The playbook also includes many Saban missives3 that have scarcely changed in nearly the two decades since he arrived at LSU. Saban is synonymous with Alabama, but much of the foundation for his coaching was set before he touched down in Tuscaloosa.
“It’s all the exact same (stuff) we heard 15, 20 years ago,” Hunt said. “There may be some new words here or there, but for the most part it’s the same old stuff.”
Those lessons didn’t just stay with Saban when he left, but also stayed with his former players. Saban’s recruiting pitch was to prepare players not just for the NFL, but for life afterward. Reed played briefly for the Miami Dolphins under Saban and is now a vice president at National Oilwell Varco in Houston4.
“It’s still the same lessons learned now as at the company that I’m an executive at now,” Reed said. “It’s really about accountability and consistency. So it’s really taking that group who might practice hard two days a week and now you practice hard four days a week. You might work hard two days a week in the offseason, now you work hard four days a week in the offseason. Really kind of getting that mindset of ‘How are we going to get better every day?’”
The foundation at LSU remained strong even after Saban left for the NFL. The Tigers’ 54-58-1 record in the 90s became 99-31 in the 2000s under Saban and Les Miles. LSU had won its only national championship in 1958; it finished the decade with two more. LSU’s current era of success began with Saban.

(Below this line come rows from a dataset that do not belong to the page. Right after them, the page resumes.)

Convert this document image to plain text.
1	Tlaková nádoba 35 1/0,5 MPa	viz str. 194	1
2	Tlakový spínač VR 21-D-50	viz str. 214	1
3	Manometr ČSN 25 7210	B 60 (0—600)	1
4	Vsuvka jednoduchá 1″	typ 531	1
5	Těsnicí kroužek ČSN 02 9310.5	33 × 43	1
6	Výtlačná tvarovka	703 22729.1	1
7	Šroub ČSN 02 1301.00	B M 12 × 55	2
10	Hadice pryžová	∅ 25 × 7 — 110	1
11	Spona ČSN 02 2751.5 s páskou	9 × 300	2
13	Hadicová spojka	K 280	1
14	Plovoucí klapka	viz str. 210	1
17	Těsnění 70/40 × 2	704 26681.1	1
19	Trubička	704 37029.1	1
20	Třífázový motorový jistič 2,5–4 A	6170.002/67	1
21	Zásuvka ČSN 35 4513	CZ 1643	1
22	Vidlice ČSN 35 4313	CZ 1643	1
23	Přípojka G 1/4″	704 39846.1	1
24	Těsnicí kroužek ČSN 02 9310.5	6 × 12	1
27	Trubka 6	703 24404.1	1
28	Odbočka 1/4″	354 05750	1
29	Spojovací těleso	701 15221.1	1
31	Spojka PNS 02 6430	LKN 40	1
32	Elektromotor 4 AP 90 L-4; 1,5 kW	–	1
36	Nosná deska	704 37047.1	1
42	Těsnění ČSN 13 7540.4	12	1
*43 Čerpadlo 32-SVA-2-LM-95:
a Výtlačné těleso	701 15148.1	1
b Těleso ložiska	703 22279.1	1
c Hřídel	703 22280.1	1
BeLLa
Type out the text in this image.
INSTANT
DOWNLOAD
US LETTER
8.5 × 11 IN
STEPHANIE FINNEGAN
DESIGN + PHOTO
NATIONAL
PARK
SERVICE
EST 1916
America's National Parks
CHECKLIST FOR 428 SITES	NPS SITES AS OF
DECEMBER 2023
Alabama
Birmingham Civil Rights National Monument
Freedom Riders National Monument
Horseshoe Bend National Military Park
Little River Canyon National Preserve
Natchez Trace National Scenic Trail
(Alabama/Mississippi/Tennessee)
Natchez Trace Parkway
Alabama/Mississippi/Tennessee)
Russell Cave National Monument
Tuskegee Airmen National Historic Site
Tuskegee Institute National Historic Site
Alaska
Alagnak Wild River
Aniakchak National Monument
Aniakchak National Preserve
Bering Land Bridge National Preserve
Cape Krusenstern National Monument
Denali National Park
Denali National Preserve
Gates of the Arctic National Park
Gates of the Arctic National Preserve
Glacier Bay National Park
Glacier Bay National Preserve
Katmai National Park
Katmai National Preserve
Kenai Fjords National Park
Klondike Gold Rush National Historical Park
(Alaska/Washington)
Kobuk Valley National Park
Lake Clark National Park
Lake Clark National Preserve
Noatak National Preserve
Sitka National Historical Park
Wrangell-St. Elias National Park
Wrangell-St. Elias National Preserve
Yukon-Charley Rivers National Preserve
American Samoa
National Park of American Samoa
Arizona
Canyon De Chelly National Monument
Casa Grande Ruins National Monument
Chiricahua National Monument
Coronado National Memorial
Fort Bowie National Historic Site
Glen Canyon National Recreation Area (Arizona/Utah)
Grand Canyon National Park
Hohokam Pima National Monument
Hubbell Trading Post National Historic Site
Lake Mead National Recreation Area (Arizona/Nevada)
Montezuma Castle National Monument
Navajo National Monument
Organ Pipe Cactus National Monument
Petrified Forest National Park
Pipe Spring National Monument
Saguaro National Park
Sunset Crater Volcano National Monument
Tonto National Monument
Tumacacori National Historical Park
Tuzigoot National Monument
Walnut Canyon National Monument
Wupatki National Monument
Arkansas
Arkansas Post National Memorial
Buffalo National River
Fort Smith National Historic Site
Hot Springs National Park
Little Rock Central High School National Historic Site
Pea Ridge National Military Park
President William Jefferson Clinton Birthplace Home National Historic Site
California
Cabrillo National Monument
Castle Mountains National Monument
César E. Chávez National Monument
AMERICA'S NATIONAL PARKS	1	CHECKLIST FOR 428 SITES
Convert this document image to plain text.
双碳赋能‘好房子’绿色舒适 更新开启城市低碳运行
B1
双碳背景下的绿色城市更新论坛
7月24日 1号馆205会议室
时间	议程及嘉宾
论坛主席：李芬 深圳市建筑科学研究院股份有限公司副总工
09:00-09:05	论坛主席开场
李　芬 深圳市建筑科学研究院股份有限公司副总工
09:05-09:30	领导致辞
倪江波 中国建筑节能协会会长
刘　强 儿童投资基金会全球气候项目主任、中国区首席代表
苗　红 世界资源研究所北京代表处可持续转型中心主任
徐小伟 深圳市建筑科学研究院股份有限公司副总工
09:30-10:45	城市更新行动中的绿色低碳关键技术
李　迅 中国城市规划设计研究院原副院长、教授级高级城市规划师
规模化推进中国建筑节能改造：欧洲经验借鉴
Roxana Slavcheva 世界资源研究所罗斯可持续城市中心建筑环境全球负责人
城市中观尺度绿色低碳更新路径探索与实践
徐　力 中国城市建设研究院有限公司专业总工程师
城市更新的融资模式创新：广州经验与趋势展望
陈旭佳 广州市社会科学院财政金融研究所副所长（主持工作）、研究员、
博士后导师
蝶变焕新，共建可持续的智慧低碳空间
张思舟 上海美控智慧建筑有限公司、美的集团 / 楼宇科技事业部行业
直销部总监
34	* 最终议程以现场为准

“We like ourselves now,” Bertman said. “Nick did that. He taught us how to be champions.”
Saban likely would have continued to have success if he had stayed there. In a different world, The Process could still be in play at LSU rather than Alabama.
Alabama’s success under Saban was hardly a surprise to those who had been around him at LSU. No one foresaw a run of five national championships, but there was no doubt Saban knew how to win. Alabama had the tradition and the resources. Saban just needed time.
“I knew what they were likely to become,” Reed said.
Saban had the system to win and the ring to prove it when Mal Moore brought him to Tuscaloosa. LSU knew what it was losing when he left for the Dolphins after the 2004 season. Bertman, the former LSU athletics director, gave Saban his best pitch to keep the coach in Baton Rouge. College was his best chance to become a legend, Bertman reasoned.
“He said to me, ‘Skip, if I turn this one down, I’ll never get another pro offer,”’ Bertman said. “I remember saying, ‘You can’t be Vince Lombardi because of the way the draft is set. Nobody can be Vince Lombardi anymore. But you can be Bear Bryant.’”
Bertman was more right than he ever could have known.
Reach Ben Jones at firstname.lastname@example.org or 205-722-0196.
1)He was always a fastidious football coach. LSU’s win against Kentucky in the “Bluegrass Miracle” in 2004 was possible in part because after losing the coin toss, Saban’s players knew which end zone to defend to have the wind at their back in the fourth quarter. That gave LSU an advantage at the end of close games, when a long field goal or impossible pass could use an extra boost.
2)The Tigers’ athletic department and university had other rising stars. LSU president Mark Emmert is now the NCAA president. Clemson athletic director Dan Radakovich and Texas A&M athletic director Scott Woodward also worked in the athletic department at the time.
3)One such entry: “Respect the goals, principles and values of your team and teammates and the chemistry will create success for all and a feeling of accomplishment shared by many that will be fun and the most self-gratification you will ever experience.”
4)All three players who spoke to The Tuscaloosa News for this story had professional success after short NFL careers. Mauck works as a dentist in Colorado. Hunt works for his family’s engineering consulting firm in Baton Rouge.